Most studies have shown that heavier drinkers are at the greatest risk of breast cancer.
The authors use prospectively collected data from the 105,986 women enrolled in the Nurses’ Health Study followed up from 1980 until 2008 with an early adult alcohol assessment and 8 follow ups.
The authors describe well the dilemma that women face regarding alcohol intake, which may increase slightly the risk of breast cancer but markedly decrease the risk of other more common diseases, especially cardiovascular conditions.
For example, the authors state that regarding breast cancer, “We did find an increased risk at low levels of use, but the risk was quite small.”
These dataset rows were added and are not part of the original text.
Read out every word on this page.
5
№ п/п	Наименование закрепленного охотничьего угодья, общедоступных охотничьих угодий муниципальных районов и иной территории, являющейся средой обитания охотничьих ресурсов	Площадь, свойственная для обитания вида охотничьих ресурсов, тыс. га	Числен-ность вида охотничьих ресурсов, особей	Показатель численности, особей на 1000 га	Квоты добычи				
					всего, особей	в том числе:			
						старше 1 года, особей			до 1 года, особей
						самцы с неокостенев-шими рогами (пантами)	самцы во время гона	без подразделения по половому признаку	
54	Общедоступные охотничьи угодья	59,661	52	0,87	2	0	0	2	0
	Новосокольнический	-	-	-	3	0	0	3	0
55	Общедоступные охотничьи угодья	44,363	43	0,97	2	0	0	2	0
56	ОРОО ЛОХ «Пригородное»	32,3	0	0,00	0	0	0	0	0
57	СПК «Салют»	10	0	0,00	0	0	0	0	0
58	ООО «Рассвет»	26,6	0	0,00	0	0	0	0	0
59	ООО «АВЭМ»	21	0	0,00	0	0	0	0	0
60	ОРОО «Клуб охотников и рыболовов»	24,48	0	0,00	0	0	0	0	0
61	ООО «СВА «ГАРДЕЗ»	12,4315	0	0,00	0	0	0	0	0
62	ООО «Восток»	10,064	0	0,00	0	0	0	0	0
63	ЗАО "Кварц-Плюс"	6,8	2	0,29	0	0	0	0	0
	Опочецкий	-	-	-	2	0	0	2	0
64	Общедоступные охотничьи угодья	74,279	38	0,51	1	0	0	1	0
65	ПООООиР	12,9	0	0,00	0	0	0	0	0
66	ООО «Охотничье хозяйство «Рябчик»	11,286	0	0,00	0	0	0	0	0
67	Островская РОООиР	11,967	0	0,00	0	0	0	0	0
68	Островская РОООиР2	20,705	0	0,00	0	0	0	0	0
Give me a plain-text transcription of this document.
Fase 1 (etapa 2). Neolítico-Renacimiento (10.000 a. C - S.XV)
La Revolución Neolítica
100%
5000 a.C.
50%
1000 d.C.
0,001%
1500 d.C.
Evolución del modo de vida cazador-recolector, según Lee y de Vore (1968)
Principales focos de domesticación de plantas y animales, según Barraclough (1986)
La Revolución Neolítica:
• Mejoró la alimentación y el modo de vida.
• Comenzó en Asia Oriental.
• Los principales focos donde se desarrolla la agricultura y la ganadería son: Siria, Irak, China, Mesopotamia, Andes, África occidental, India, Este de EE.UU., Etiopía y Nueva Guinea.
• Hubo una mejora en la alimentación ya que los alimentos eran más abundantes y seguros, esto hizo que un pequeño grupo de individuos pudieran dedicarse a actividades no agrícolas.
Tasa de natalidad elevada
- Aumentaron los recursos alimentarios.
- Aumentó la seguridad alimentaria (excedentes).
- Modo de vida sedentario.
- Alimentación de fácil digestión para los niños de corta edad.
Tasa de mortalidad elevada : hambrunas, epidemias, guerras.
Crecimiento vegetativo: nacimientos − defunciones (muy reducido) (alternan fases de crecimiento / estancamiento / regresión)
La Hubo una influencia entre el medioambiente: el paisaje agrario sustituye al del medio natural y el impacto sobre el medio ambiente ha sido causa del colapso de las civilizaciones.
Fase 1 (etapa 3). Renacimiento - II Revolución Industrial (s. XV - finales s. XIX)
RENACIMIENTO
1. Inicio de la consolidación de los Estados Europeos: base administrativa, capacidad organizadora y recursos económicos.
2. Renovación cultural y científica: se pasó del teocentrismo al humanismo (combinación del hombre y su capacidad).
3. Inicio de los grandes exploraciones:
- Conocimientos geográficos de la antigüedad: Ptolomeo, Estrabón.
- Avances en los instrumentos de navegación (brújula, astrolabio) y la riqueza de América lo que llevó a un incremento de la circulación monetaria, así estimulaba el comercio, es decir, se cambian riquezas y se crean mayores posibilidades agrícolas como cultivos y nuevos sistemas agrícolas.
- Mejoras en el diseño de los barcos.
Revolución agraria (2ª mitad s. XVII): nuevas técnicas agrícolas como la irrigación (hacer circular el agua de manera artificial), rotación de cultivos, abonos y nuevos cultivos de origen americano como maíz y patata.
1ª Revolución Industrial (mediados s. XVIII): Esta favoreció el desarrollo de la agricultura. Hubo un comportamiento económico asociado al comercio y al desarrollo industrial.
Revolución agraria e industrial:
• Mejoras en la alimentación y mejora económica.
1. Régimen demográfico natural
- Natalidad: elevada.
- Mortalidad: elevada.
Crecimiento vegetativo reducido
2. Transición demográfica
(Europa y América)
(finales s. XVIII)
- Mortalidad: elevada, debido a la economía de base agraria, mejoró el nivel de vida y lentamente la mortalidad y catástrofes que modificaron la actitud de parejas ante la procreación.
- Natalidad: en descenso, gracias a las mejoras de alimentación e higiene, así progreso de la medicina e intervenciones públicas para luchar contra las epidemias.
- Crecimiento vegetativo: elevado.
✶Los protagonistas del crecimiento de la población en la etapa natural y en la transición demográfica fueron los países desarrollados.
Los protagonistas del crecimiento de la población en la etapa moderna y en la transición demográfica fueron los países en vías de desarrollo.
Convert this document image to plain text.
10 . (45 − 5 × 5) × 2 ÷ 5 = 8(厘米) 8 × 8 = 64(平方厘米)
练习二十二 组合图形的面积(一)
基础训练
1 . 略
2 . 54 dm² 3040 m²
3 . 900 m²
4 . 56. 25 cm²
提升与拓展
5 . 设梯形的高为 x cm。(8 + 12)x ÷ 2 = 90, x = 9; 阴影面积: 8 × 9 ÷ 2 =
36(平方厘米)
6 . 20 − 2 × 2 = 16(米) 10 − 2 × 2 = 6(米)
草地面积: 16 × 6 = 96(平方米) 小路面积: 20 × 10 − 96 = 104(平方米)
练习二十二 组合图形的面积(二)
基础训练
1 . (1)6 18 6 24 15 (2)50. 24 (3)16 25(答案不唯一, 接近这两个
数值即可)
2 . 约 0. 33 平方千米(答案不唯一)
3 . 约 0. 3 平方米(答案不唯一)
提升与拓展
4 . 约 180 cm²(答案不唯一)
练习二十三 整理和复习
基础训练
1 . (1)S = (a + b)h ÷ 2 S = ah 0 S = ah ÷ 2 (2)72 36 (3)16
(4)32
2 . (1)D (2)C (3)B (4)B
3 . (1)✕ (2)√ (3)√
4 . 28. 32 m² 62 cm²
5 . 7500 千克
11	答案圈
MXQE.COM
The International Scientific Forum on Alcohol Research commented on the study “The results are plausible from the pathophysiological point of view: alcohol intake increases estrogen levels and this means that women have a slightly lower risk for osteoporosis and a slightly higher risk for breast cancer. When we tell the public that current data suggest small to moderate amounts of alcohol protect against cardiovascular disease, osteoporosis, diabetes mellitus, and vascular dementia, we should also state that breast cancer risk in women is slightly increased.”
The authors of this paper put their findings into perspective when they conclude: “An individual will need to weigh the modest risks of light to moderate alcohol use on breast cancer development against the beneficial effects on cardiovascular disease to make the best personal choice regarding alcohol consumption.”